Gabriel put an end to it, whispering into his sister’s ear.
‘Do you see what they’re doing?’
‘I see,’ Tanith replied. ‘Pointless. They won’t gain anything.’
‘They won’t, but it worries me.’
‘Yes, they’re beginning to rationalize.’
‘I think we need to unbalance things again.’
‘A wild card?’
‘Quite so.’
‘I know the very person.’
Cranleigh sat prone, eyes closed, legs crossed, the tetrahedron a glowing shape before him. He excluded all else from his consciousness. There was Cranleigh and there was the pyramid.
He felt that he should be humming something religious.
Then the world turned inside out and he was staring at his mind.
I am Justin Cranleigh (Harry Truman).
I am I.
The I in the Pyramid.
The universe warped around the inside of his mind.
He lay in bed beside Sandra, two weeks after they’d first met. He was deeply impressed by how young his lover looked. She lay on her side, a cigarette in her mouth, the bedclothes pulled up below her breasts.
Cranleigh fumbled at her crucifix.

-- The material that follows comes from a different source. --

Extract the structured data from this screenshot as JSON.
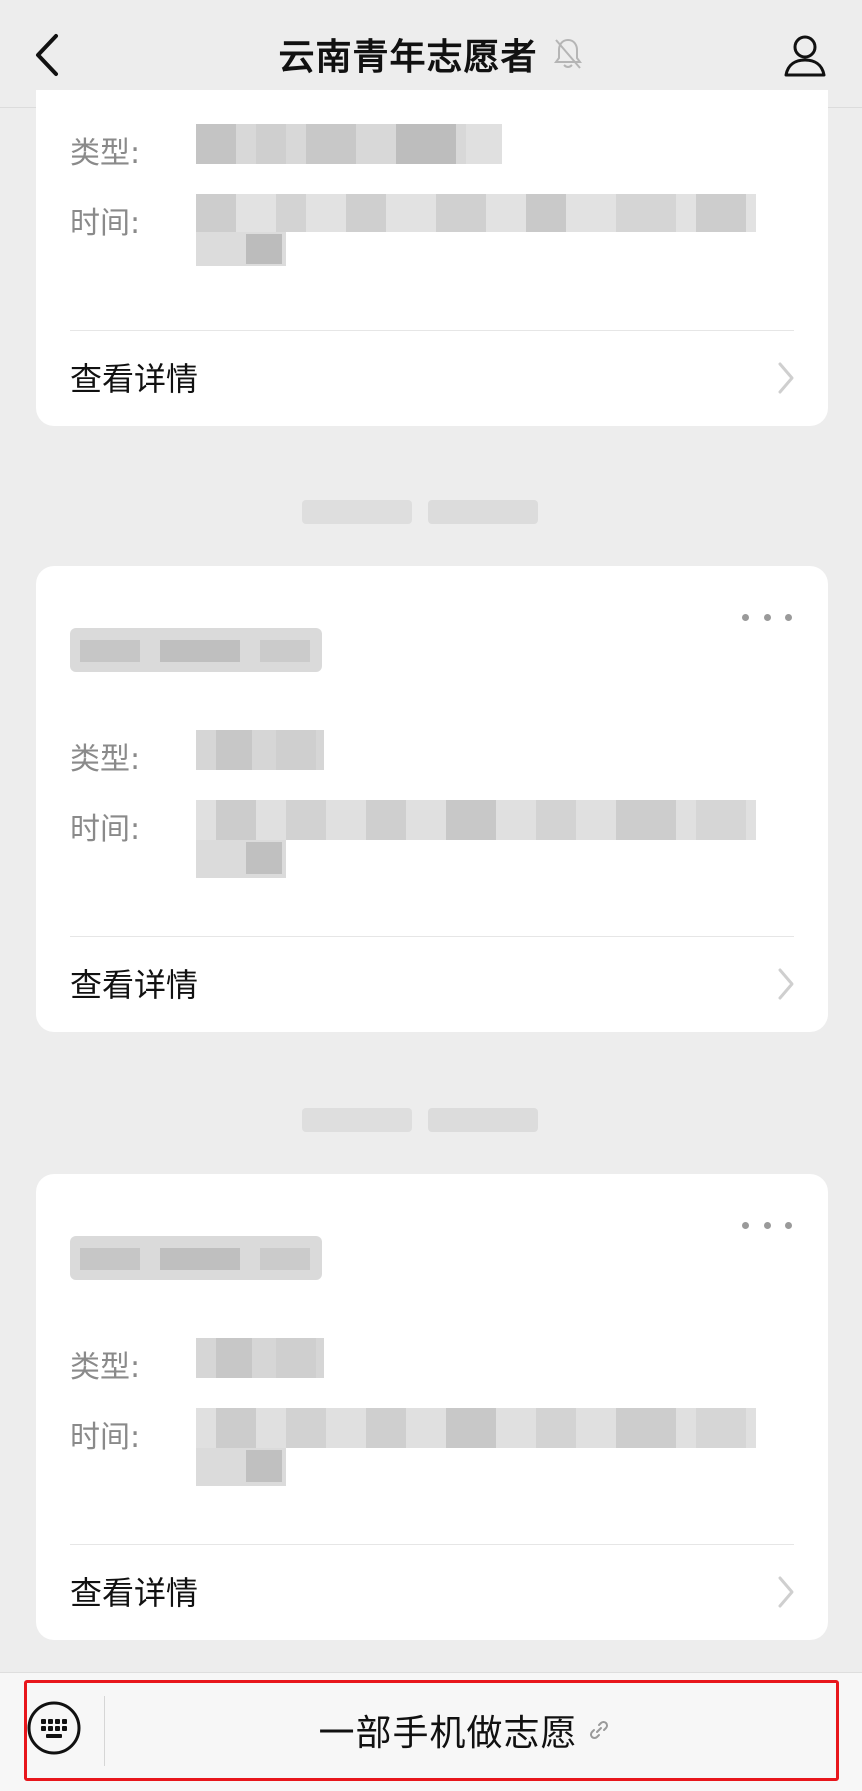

Apart from this she was naked, but Cranleigh found this last decoration clawing for his attention.
‘Can’t you take this off?’ he asked. ‘It’s distracting me.’
‘No.’ Sandra snatched it from his grasp, pressing it to her chest. ‘My dad likes me to wear it.’
‘Bible‐
basher, eh?’
‘No.’ Sandra shifted in bed defensively, pulling the sheets up. ‘He’s a Christian Socialist.’
‘Doesn’t he know they’re both dead?’ Cranleigh quipped.
‘He’s also a quantum physicist so I assume he’s got a fair grasp of how the universe works.’
‘Ah.’ Cranleigh leant back, trying to think of something witty.
‘He was on the Grosvenor Square march, you know, the big one in the sixties. That’s how he met my mum,’ Sandra shrugged, pulling the sheets down again. ‘He’s always going on about bloody Vietnam.’
‘I’ve slept with the daughter of a religious fundamentalist ageing hippy leftie? Shit! Any other skeletons?’
The world changed again.
The girl was not familiar. Not attractive, either. She was frumpy in a baggy shirt and jeans. Dark‐
haired and dark‐
eyed, wavering around Cranleigh’s age. He didn’t know her.
‘Laura?’ he asked, innocently. No that was wrong.
‘I am as dead as she.’ She edged into the light and Cranleigh saw that her eyes were hollow black sockets. ‘My name is Nancy.’
‘Oh, hello.’ Cranleigh blinked again. ‘You’re my sister?’
‘As I might have been. Don’t worry, you didn’t kill me. It was a simple case of negligence. One of
millions
!’ Nancy spat. ‘As it usually is. Three days eh, what a long run. One of us had to survive. Don’t worry,’ she added hurriedly. ‘I’m not real.’
Cranleigh nodded sagely.
‘Oh piss off!’ Nancy screamed at him. ‘You don’t know what I’m talking about. You’re disgusting and I hate you. So there.’
A figure, no more than a shadow, stood behind Nancy. He was tall and gaunt and grey, but Cranleigh caught a fleeting glimpse of him.
‘This is really crap for a baring of your subconscious soul,’ Nancy decided. ‘Where are the weird camera angles and shifting psychedelic backdrops? Where is the strange muzak and the bizarre fantasies?’
Something changed in Nancy’s face. The callous angles in her eyes softened. She held out a hand to her brother, wearing a mask of desperation.
‘You know more about Gabriel and Tanith than you are aware. Truman was their creation and he is now lodged in your brain. Listen to me. I am a figment of your imagination. I am not part of what they’re up to. There aren’t that many potentials in which I survived. I am beyond their reach. Thank God. Oh thank you God.’
The figure of his dead sister shrivelled up into an embryo.
Cranleigh found himself kissing Laura, still a naïve teenager. He gazed on her face but her features eluded him. She did, he supposed, look something like Bernice Summerfield.
‘Don’t let me go!’ Tears ran down his face. ‘Please don’t ever let me go!’ He pressed his face into hers and let her warm dark hair bury him.
‘Sorry Justin,’ the pure, long‐
forgotten voice whispered, ‘time to die.’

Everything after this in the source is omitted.